The comparison with the USA is stark. There, all three branches of government realised they’d gone too far after Snowden. President Obama set up the NSA review group, and implemented most of its recommendations by executive order; the judiciary made changes to the procedures of the FISA Court; and Congress failed to renew the data retention provisions in the Patriot Act (aided by the judiciary). Yet here in Britain the response is just to take Henry VIII powers to legalise all the illegal things that GCHQ had been up to, and hope that the European courts won’t strike the law down yet again.

People concerned for freedom and privacy will just have to hope the contrary. The net effect of the minor amendments proposed by the joint committee will be to make it even harder to get any meaningful amendments as the Bill makes its way through Parliament, and we’ll end up having to rely on the European courts to trim it back.

For more, see Scrambling for Safety, a conference we held last month in London on the bill and whose video is now online, and last week’s Cambridge symposium for a more detailed analysis.

Can we crowdsource trust?

Your browser contains a few hundred root certificates. Many of them were put there by governments; two (Verisign and Comodo) are there because so many merchants trust them that they’ve become ‘too big to fail’. This is a bit like where people buy the platform with the most software – a pattern of behaviour that let IBM and then Microsoft dominate our industry in turn.
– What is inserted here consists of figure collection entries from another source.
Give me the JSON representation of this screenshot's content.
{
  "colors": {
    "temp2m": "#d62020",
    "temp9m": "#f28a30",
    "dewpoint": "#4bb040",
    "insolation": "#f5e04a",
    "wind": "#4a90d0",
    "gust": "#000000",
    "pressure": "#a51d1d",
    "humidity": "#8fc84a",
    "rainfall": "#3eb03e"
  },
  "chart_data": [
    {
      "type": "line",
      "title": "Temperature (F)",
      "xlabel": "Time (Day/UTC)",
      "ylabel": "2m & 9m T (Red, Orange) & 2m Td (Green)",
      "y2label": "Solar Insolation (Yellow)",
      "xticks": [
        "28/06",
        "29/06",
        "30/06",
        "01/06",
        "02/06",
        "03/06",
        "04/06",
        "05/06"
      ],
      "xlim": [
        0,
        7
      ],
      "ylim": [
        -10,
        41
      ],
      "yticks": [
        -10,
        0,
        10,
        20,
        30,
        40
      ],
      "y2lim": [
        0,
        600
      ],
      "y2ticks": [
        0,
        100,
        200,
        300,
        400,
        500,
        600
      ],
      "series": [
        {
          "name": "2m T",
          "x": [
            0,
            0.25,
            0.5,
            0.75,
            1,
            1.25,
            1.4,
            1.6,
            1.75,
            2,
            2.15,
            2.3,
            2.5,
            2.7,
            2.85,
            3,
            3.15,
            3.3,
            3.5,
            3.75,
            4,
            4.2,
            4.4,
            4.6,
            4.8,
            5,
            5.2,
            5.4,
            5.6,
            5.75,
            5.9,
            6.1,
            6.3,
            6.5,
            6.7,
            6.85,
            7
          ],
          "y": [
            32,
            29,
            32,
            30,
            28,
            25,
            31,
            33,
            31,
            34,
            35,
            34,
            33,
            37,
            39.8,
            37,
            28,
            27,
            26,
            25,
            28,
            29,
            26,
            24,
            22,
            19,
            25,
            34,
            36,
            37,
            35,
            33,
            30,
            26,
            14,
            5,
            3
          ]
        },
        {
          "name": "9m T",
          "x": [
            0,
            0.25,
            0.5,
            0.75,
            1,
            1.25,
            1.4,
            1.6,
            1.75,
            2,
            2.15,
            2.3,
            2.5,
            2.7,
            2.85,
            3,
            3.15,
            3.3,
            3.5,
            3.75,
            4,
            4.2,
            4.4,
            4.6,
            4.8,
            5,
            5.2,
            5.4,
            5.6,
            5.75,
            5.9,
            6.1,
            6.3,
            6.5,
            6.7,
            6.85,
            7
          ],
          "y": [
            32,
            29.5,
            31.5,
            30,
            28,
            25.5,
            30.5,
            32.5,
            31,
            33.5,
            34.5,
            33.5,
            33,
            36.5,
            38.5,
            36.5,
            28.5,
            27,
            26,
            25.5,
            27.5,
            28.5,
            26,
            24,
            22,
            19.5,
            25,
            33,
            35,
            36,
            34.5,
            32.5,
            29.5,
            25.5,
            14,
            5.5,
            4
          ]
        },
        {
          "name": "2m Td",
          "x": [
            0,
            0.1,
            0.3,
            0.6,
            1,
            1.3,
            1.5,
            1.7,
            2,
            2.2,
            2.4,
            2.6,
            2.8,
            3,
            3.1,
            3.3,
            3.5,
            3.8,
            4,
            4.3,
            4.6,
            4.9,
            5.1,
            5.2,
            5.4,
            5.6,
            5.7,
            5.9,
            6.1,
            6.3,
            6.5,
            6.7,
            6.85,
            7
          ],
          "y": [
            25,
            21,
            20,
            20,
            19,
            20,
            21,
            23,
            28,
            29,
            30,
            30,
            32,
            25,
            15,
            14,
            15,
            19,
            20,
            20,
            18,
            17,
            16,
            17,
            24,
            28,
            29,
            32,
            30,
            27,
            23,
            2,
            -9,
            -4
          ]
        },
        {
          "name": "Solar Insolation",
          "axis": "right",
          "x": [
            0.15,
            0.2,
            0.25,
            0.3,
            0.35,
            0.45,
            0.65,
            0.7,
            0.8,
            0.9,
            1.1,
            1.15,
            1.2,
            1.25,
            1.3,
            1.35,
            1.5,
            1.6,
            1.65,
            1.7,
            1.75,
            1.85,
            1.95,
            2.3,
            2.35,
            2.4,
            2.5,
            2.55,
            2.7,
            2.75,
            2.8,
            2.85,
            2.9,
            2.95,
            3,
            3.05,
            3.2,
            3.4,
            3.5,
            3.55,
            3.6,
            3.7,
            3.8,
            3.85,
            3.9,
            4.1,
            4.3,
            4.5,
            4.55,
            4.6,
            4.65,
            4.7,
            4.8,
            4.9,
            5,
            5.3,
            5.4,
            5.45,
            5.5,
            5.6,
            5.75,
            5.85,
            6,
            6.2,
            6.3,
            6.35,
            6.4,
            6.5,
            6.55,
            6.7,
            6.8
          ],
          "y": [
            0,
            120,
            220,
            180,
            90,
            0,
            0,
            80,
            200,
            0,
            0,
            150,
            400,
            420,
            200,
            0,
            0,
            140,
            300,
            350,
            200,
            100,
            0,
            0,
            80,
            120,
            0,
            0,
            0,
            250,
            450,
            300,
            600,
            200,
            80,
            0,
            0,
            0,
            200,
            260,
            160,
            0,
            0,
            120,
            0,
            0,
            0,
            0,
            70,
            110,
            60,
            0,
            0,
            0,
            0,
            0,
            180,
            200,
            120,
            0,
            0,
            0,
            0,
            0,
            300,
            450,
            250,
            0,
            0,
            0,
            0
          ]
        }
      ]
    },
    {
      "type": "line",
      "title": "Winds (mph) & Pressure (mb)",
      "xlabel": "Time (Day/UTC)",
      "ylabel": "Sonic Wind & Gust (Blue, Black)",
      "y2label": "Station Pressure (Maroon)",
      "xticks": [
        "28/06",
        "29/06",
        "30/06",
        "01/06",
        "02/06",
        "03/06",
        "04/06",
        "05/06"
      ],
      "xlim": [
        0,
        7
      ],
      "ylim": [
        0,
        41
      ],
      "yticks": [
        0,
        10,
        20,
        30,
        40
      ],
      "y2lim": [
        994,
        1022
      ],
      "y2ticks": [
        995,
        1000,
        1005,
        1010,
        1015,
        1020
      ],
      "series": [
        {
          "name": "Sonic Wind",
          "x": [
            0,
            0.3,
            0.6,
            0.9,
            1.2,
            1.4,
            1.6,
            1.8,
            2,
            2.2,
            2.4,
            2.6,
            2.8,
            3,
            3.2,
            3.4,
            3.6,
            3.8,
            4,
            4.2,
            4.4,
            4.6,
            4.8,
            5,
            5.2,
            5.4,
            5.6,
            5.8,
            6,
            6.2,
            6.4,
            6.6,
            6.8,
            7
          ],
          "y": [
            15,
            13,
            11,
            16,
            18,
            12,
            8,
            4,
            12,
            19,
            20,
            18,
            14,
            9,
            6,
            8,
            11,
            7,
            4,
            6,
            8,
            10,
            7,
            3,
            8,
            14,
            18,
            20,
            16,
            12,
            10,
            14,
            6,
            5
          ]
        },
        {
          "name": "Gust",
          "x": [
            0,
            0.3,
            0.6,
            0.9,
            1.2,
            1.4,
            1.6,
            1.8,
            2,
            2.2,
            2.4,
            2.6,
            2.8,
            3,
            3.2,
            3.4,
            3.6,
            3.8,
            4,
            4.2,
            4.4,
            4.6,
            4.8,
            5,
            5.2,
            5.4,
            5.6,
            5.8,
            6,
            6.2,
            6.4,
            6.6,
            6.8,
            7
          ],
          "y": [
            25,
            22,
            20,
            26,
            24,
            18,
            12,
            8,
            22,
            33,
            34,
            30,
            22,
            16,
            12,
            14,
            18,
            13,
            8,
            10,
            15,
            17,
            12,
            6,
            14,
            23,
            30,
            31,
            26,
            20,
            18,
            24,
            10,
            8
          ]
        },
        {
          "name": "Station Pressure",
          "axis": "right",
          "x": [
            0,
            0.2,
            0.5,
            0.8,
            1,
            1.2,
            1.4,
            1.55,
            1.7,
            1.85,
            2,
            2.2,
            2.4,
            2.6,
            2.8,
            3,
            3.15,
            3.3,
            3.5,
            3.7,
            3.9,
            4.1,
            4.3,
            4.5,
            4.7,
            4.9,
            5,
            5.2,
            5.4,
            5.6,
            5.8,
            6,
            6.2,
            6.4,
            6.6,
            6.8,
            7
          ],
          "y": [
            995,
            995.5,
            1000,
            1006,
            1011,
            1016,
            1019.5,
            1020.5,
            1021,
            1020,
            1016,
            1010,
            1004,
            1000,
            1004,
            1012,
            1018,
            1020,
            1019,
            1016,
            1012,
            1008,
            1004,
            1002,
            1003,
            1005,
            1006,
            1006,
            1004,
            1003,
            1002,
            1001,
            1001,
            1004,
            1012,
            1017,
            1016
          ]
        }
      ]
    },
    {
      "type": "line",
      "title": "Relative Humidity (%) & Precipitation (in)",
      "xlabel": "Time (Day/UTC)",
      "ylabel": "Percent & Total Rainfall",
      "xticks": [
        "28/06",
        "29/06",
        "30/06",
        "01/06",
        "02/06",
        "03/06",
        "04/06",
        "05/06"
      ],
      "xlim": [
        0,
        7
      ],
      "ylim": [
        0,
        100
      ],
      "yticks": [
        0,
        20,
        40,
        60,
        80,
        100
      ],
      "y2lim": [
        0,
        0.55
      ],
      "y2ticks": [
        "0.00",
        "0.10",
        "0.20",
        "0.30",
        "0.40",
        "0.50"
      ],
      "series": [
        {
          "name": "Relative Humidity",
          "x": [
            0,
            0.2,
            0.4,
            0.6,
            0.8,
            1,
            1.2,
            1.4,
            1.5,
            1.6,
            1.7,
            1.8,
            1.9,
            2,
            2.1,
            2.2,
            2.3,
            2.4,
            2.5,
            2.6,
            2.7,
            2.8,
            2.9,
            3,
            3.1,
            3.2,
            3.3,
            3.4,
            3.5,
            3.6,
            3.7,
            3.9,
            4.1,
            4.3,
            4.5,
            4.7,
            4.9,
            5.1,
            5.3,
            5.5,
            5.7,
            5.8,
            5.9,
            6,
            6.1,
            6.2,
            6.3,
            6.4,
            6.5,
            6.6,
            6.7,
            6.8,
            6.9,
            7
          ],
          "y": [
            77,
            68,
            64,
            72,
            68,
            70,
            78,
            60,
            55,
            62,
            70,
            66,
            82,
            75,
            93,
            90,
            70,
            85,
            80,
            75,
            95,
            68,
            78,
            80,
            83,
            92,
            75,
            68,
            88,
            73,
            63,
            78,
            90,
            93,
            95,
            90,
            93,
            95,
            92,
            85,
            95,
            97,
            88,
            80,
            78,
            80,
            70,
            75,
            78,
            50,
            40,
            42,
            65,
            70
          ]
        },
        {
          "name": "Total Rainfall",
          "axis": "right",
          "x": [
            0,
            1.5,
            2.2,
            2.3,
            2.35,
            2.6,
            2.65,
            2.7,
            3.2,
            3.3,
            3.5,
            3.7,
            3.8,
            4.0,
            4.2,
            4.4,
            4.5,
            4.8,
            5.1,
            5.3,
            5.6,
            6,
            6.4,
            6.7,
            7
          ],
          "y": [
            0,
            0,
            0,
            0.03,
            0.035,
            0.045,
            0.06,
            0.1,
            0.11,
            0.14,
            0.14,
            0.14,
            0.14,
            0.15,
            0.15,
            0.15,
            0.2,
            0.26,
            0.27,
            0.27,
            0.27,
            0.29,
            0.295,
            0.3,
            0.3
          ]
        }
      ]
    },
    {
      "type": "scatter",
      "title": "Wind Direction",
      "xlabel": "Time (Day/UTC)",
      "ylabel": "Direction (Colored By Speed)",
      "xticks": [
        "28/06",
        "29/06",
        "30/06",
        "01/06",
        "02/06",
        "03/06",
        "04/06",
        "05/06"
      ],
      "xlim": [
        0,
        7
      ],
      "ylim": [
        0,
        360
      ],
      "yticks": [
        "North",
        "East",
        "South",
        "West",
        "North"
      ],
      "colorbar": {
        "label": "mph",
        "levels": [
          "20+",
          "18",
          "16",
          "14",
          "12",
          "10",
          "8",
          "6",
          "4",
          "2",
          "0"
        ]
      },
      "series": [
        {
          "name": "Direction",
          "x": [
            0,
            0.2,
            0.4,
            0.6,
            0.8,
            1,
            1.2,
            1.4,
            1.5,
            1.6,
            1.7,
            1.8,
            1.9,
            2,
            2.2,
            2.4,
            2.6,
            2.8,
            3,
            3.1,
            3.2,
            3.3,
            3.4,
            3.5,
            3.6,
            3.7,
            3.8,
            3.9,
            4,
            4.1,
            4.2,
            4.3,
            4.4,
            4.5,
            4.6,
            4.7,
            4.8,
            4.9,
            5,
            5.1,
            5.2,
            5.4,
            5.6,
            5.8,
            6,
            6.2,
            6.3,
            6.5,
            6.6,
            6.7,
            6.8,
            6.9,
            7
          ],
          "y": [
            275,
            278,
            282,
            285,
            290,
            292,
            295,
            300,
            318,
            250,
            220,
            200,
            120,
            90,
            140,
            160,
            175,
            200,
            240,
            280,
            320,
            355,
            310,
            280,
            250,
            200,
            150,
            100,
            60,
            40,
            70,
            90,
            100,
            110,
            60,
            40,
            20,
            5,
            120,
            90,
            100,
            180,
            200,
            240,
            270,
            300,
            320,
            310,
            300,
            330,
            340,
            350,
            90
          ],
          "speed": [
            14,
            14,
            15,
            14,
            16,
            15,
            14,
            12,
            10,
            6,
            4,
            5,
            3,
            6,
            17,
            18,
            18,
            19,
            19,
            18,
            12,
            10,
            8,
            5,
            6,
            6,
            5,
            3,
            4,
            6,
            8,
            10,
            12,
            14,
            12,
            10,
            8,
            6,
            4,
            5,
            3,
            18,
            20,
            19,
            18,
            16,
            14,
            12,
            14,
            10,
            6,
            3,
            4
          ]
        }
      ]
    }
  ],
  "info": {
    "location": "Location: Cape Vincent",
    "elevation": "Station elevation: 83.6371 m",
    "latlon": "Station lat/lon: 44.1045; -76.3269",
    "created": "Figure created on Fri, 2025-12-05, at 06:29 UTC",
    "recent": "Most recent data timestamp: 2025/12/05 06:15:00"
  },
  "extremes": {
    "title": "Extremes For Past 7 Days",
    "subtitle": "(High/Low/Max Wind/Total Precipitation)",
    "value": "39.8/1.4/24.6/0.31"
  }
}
But this is not how trust should work; it leads to many failures, some of them invisible.

What’s missing is a mechanism where trust derives from users, rather than from vendors, merchants or states. After all, the power of a religion stems from the people who believe in it, not from the government. Entities with godlike powers that are foisted on us by others and can work silently against us are not gods, but demons. What can we do to exorcise them?

Do You Believe in Tinker Bell? The Social Externalities of Trust explores how we can crowdsource trust. Tor bridges help censorship victims access the Internet freely, and there are not enough of them. We want to motivate lots of people to provide them, and the best providers are simply those who help the most victims. So trust should flow from the support of the users, and it should be hard for powerful third parties to pervert. Perhaps a useful mascot is Tinker Bell, the fairy in Peter Pan, whose power waxes and wanes with the number of children who believe in her.